Neue Erkenntnisse über die ersten 1.000 Jahre Niedersachsen: die Ausstellung „Saxones“ im Landesmuseum Braunschweig

Eine solche Fibel soll die fiktive Protagonistin für die Zeit um 500 getragen haben – gefunden im Kreis Stade Foto: Landesmuseum Hannover

Von Bettina Maria Brosowsky

Die Sachsen“: Da denkt man aktuell an unsere Brüder und Schwestern im „nahen Osten“, die in ihrer Mundart so gern die Konsonanten erweichen, hartherzig aber politisch ausgrenzendem Gedankengut Raum geben.

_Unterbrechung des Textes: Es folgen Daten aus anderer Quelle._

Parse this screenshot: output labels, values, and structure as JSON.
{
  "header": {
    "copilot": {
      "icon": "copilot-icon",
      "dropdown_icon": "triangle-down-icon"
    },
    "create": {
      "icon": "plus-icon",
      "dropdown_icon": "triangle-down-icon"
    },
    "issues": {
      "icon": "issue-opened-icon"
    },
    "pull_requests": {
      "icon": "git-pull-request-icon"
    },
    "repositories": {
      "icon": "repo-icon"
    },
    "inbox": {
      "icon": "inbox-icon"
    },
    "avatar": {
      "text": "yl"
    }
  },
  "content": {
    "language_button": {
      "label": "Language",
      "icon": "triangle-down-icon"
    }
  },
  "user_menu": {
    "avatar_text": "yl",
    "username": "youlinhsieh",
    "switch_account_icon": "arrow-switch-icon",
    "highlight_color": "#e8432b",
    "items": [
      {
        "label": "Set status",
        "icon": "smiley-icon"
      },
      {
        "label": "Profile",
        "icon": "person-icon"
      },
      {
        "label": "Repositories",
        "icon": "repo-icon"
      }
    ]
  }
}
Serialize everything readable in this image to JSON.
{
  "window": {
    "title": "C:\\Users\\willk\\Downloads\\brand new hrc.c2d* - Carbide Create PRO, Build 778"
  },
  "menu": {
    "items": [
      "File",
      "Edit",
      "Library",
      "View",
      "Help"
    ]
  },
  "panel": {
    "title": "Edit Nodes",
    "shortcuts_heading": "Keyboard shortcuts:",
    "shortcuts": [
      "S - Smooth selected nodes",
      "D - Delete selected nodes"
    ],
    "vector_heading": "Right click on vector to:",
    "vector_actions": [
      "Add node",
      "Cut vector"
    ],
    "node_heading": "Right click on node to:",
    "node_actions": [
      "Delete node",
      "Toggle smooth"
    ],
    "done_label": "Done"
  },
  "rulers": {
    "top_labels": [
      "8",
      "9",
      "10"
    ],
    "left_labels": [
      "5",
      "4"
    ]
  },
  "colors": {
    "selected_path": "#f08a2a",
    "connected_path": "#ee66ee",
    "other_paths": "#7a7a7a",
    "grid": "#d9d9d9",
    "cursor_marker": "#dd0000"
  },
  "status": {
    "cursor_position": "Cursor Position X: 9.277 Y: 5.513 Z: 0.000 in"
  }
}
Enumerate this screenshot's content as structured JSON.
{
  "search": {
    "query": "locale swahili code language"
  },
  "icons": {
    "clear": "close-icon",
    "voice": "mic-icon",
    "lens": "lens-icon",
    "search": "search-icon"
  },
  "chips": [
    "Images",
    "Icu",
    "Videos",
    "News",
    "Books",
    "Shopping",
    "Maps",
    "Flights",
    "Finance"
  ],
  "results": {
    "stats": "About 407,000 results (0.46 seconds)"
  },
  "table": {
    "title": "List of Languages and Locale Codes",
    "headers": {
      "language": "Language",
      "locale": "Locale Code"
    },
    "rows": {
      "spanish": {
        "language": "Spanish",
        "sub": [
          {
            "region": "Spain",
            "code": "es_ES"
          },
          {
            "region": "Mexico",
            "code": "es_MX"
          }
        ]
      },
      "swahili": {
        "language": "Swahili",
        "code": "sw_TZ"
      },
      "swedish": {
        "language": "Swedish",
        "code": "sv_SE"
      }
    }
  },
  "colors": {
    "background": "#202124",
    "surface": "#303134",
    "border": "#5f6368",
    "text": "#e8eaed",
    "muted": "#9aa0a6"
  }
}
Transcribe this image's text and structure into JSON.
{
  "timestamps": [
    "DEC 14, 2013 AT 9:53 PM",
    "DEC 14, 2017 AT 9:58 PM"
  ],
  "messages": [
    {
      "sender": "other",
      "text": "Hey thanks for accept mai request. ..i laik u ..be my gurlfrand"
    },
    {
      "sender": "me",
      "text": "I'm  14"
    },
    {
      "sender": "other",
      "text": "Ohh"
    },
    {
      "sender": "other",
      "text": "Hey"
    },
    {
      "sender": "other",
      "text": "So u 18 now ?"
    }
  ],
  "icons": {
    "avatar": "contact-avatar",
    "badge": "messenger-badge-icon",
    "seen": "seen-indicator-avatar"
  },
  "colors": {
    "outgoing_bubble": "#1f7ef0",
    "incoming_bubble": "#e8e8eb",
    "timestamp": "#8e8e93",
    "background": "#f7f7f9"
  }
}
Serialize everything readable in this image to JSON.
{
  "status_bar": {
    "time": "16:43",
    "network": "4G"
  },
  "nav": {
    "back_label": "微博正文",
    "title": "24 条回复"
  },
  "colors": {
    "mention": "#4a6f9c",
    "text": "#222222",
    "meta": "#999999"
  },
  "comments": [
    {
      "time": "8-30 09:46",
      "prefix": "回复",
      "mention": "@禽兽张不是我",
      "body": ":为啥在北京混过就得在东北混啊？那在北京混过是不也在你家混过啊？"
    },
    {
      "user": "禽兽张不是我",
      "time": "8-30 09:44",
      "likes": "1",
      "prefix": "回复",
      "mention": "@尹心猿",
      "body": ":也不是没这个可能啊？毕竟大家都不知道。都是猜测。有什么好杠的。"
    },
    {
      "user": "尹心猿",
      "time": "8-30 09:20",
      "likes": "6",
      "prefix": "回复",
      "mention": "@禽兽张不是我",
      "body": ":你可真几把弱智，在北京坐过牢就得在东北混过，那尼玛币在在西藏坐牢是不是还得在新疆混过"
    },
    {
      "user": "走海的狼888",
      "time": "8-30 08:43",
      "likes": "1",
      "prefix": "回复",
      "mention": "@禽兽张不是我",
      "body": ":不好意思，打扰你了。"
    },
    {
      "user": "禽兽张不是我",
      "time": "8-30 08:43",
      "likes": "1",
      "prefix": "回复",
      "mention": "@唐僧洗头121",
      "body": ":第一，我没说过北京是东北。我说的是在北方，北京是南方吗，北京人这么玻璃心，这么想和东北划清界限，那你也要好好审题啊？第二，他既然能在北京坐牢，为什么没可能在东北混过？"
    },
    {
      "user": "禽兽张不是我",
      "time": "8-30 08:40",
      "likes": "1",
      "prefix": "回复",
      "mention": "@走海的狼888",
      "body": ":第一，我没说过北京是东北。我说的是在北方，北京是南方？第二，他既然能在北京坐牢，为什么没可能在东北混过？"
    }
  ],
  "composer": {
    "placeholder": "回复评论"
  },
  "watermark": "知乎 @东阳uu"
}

„Die Sachsen“: Das war auch der Mythos eines Stammes heldenhaft römischer, fränkischer, welscher Vorherrschaften trotzender Männer, der in der deutschen Nationenbildung im 19. Jahrhundert oder der Konstituierung des Bundeslandes Niedersachsen anno 1946 zur Identitätsstiftung bemüht wurde.

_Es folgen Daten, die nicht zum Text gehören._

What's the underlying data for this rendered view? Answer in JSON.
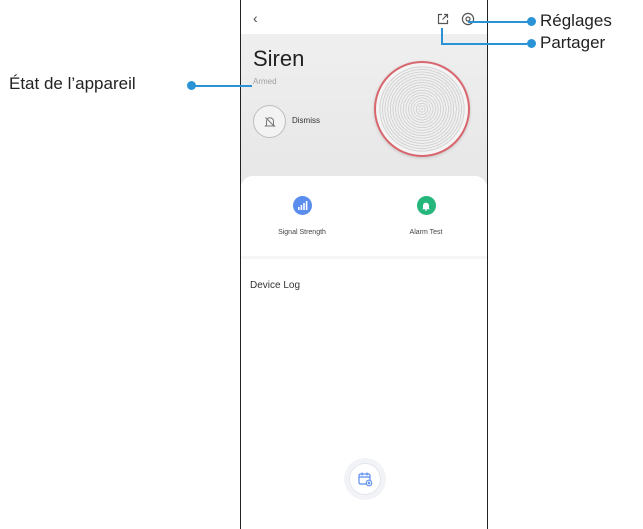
{
  "app": {
    "device_name": "Siren",
    "device_status": "Armed",
    "dismiss_label": "Dismiss"
  },
  "actions": [
    {
      "label": "Signal Strength",
      "icon": "signal-icon",
      "color": "#5b8def"
    },
    {
      "label": "Alarm Test",
      "icon": "bell-icon",
      "color": "#24b67a"
    }
  ],
  "log": {
    "title": "Device Log"
  },
  "callouts": {
    "settings": "Réglages",
    "share": "Partager",
    "device_state": "État de l’appareil"
  },
  "colors": {
    "accent": "#2a93d6",
    "device_ring": "#d9666e"
  }
}
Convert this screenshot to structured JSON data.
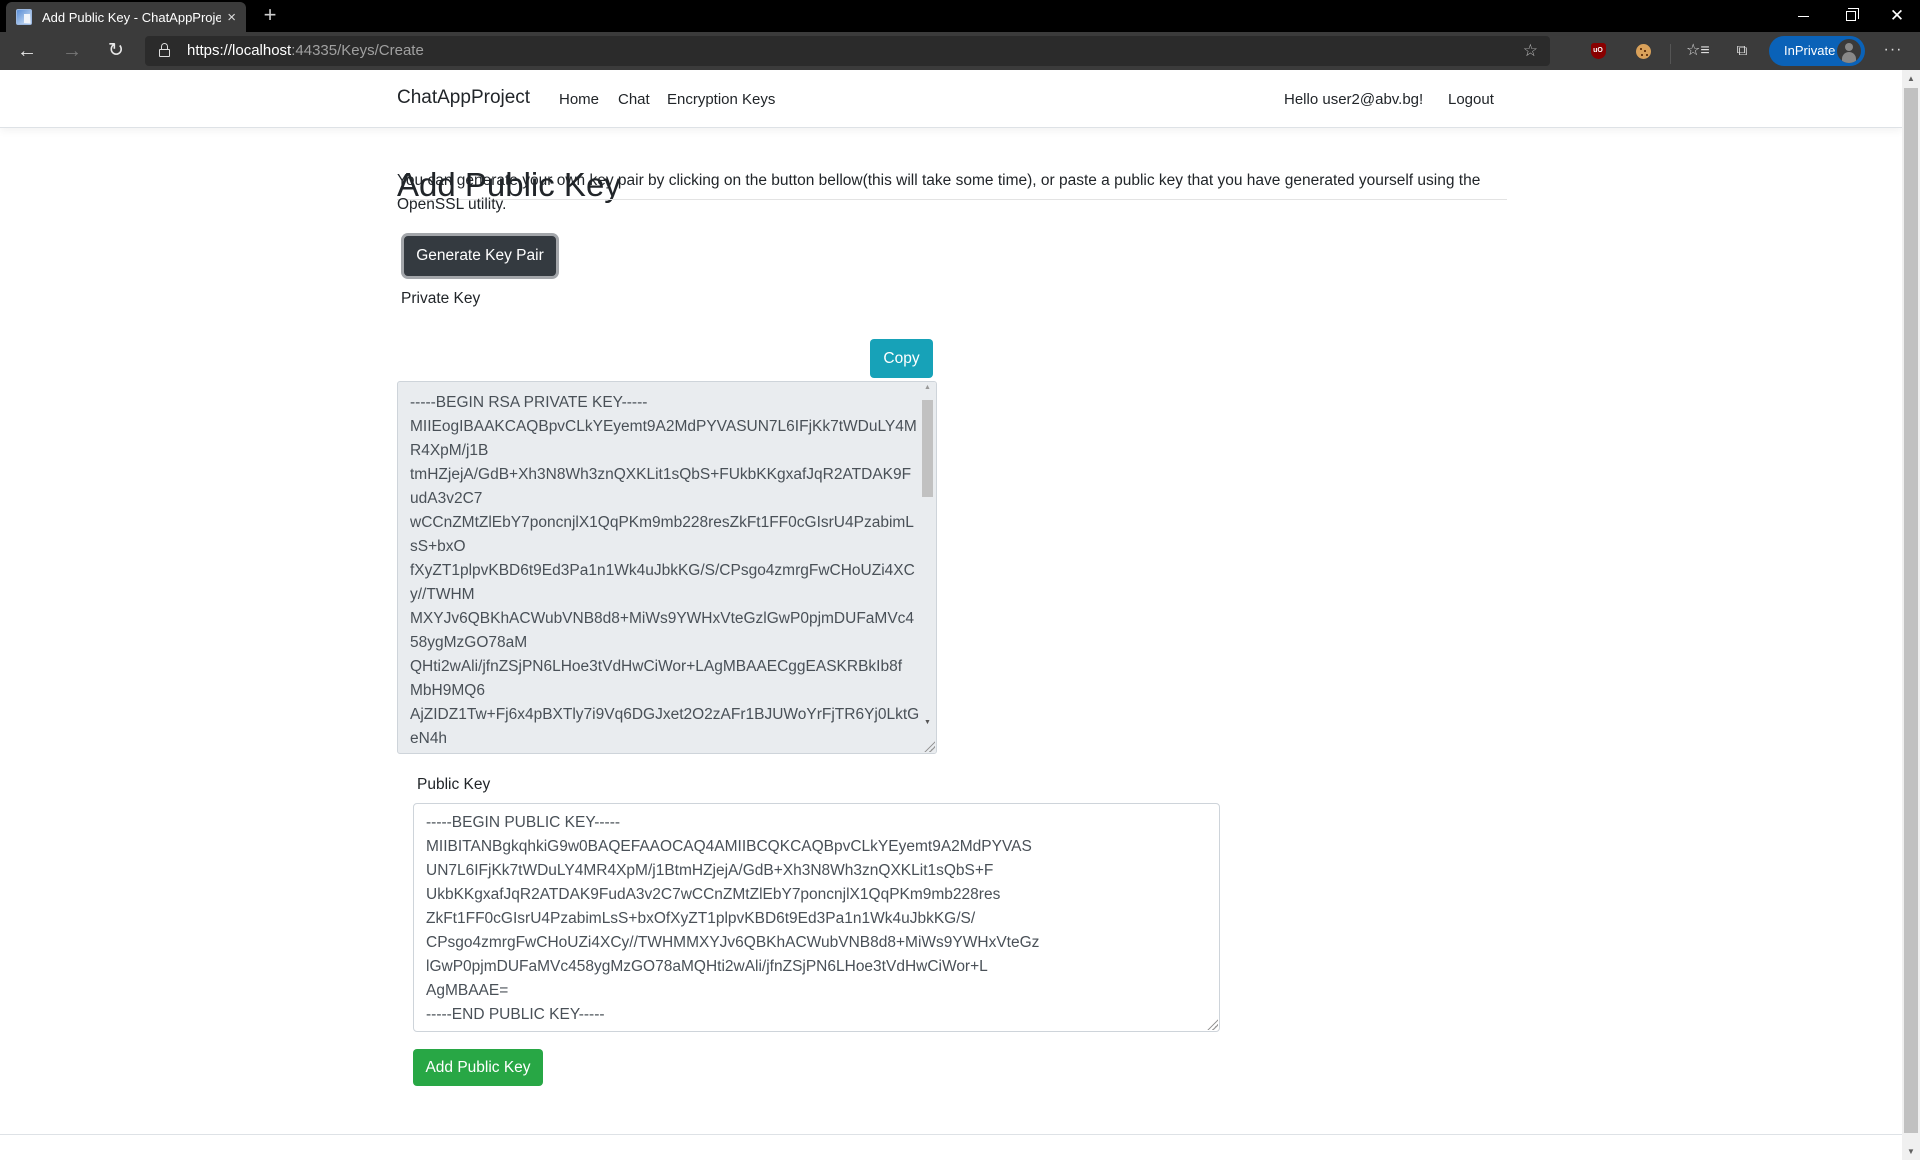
{
  "browser": {
    "tab_title": "Add Public Key - ChatAppProject",
    "tab_close": "×",
    "new_tab": "+",
    "url_scheme_host": "https://localhost",
    "url_rest": ":44335/Keys/Create",
    "inprivate_label": "InPrivate",
    "more_label": "···",
    "icons": {
      "back": "←",
      "forward": "→",
      "reload": "↻",
      "favorite_add": "☆",
      "favorites": "☆≡",
      "collections": "⧉",
      "ublock": "uO",
      "close_window": "✕"
    }
  },
  "navbar": {
    "brand": "ChatAppProject",
    "links": [
      {
        "label": "Home"
      },
      {
        "label": "Chat"
      },
      {
        "label": "Encryption Keys"
      }
    ],
    "greeting": "Hello user2@abv.bg!",
    "logout": "Logout"
  },
  "main": {
    "title": "Add Public Key",
    "intro": "You can generate your own key pair by clicking on the button bellow(this will take some time), or paste a public key that you have generated yourself using the OpenSSL utility.",
    "generate_button": "Generate Key Pair",
    "private_key": {
      "label": "Private Key",
      "copy_button": "Copy",
      "value": "-----BEGIN RSA PRIVATE KEY-----\nMIIEogIBAAKCAQBpvCLkYEyemt9A2MdPYVASUN7L6IFjKk7tWDuLY4M\nR4XpM/j1B\ntmHZjejA/GdB+Xh3N8Wh3znQXKLit1sQbS+FUkbKKgxafJqR2ATDAK9F\nudA3v2C7\nwCCnZMtZlEbY7poncnjlX1QqPKm9mb228resZkFt1FF0cGIsrU4PzabimL\nsS+bxO\nfXyZT1plpvKBD6t9Ed3Pa1n1Wk4uJbkKG/S/CPsgo4zmrgFwCHoUZi4XC\ny//TWHM\nMXYJv6QBKhACWubVNB8d8+MiWs9YWHxVteGzlGwP0pjmDUFaMVc4\n58ygMzGO78aM\nQHti2wAli/jfnZSjPN6LHoe3tVdHwCiWor+LAgMBAAECggEASKRBkIb8f\nMbH9MQ6\nAjZIDZ1Tw+Fj6x4pBXTly7i9Vq6DGJxet2O2zAFr1BJUWoYrFjTR6Yj0LktG\neN4h"
    },
    "public_key": {
      "label": "Public Key",
      "value": "-----BEGIN PUBLIC KEY-----\nMIIBITANBgkqhkiG9w0BAQEFAAOCAQ4AMIIBCQKCAQBpvCLkYEyemt9A2MdPYVAS\nUN7L6IFjKk7tWDuLY4MR4XpM/j1BtmHZjejA/GdB+Xh3N8Wh3znQXKLit1sQbS+F\nUkbKKgxafJqR2ATDAK9FudA3v2C7wCCnZMtZlEbY7poncnjlX1QqPKm9mb228res\nZkFt1FF0cGIsrU4PzabimLsS+bxOfXyZT1plpvKBD6t9Ed3Pa1n1Wk4uJbkKG/S/\nCPsgo4zmrgFwCHoUZi4XCy//TWHMMXYJv6QBKhACWubVNB8d8+MiWs9YWHxVteGz\nlGwP0pjmDUFaMVc458ygMzGO78aMQHti2wAli/jfnZSjPN6LHoe3tVdHwCiWor+L\nAgMBAAE=\n-----END PUBLIC KEY-----"
    },
    "add_button": "Add Public Key"
  },
  "colors": {
    "btn_dark": "#343a40",
    "btn_info": "#17a2b8",
    "btn_success": "#28a745",
    "inprivate": "#0a62b8"
  }
}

„Die Sachsen“ gab (und gibt) es gar nicht: Das sagt hingegen die Ausstellung „Saxones“ der Landemuseen Hannover und Braunschweig, die am vergangenen Samstag als zweite Station in Braunschweig eröffnet wurde.

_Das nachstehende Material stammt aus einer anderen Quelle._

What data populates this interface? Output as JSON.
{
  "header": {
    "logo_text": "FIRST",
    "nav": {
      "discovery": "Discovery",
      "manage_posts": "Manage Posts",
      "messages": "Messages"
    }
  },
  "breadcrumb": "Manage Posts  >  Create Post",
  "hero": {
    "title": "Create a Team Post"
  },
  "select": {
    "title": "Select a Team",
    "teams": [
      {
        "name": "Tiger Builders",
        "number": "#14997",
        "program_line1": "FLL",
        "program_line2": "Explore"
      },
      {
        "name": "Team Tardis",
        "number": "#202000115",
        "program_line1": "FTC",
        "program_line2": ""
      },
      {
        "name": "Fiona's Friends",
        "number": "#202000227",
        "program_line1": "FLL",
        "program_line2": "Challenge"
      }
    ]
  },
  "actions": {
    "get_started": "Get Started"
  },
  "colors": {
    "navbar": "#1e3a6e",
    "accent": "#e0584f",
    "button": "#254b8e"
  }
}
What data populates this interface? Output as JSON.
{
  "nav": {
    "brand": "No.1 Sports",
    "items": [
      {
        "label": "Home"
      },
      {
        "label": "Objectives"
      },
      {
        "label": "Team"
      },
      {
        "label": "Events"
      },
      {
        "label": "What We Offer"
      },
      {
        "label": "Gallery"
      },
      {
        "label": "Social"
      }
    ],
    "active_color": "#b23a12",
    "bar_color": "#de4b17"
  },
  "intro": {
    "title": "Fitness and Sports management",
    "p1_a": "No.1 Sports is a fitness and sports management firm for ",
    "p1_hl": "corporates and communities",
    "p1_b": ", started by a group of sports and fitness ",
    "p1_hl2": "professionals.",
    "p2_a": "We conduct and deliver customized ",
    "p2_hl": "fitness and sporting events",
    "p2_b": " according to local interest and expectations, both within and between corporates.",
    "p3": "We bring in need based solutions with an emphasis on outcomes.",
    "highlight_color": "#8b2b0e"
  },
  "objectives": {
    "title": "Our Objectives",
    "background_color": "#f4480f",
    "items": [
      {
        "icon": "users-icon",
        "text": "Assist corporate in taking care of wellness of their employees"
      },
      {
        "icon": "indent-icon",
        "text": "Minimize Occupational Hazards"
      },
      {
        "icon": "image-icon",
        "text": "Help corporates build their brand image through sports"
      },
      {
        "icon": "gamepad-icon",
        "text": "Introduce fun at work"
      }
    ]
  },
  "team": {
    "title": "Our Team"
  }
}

Mit ihrer These will die Ausstellung der archäologischen und mediävistischen Forschung der vergangenen 30 Jahre Rechnung tragen, die akribisch zwischen materiellen Artefakten und schriftlichen Quellen trennt. Diese Methode wird exemplarisch für den regionalen Raum des heutigen Niedersachsens und Westfalens durchexerziert und betrifft das erste Jahrtausend unserer Zeitrechnung. Eine Besiedlung dieser Landstriche lässt sich zwar für 6.500 Jahren nachweisen, in dem betrachteten Jahrtausend seien aber bis heute nachwirkende zivilisatorische Weichenstellungen erfolgt: die Gründung von Städten, die Trennung von weltlicher und religiöser Macht, die Annahme römischer Rechtsvorstellungen sowie die Etablierung der Schrift in lateinischer Sprache.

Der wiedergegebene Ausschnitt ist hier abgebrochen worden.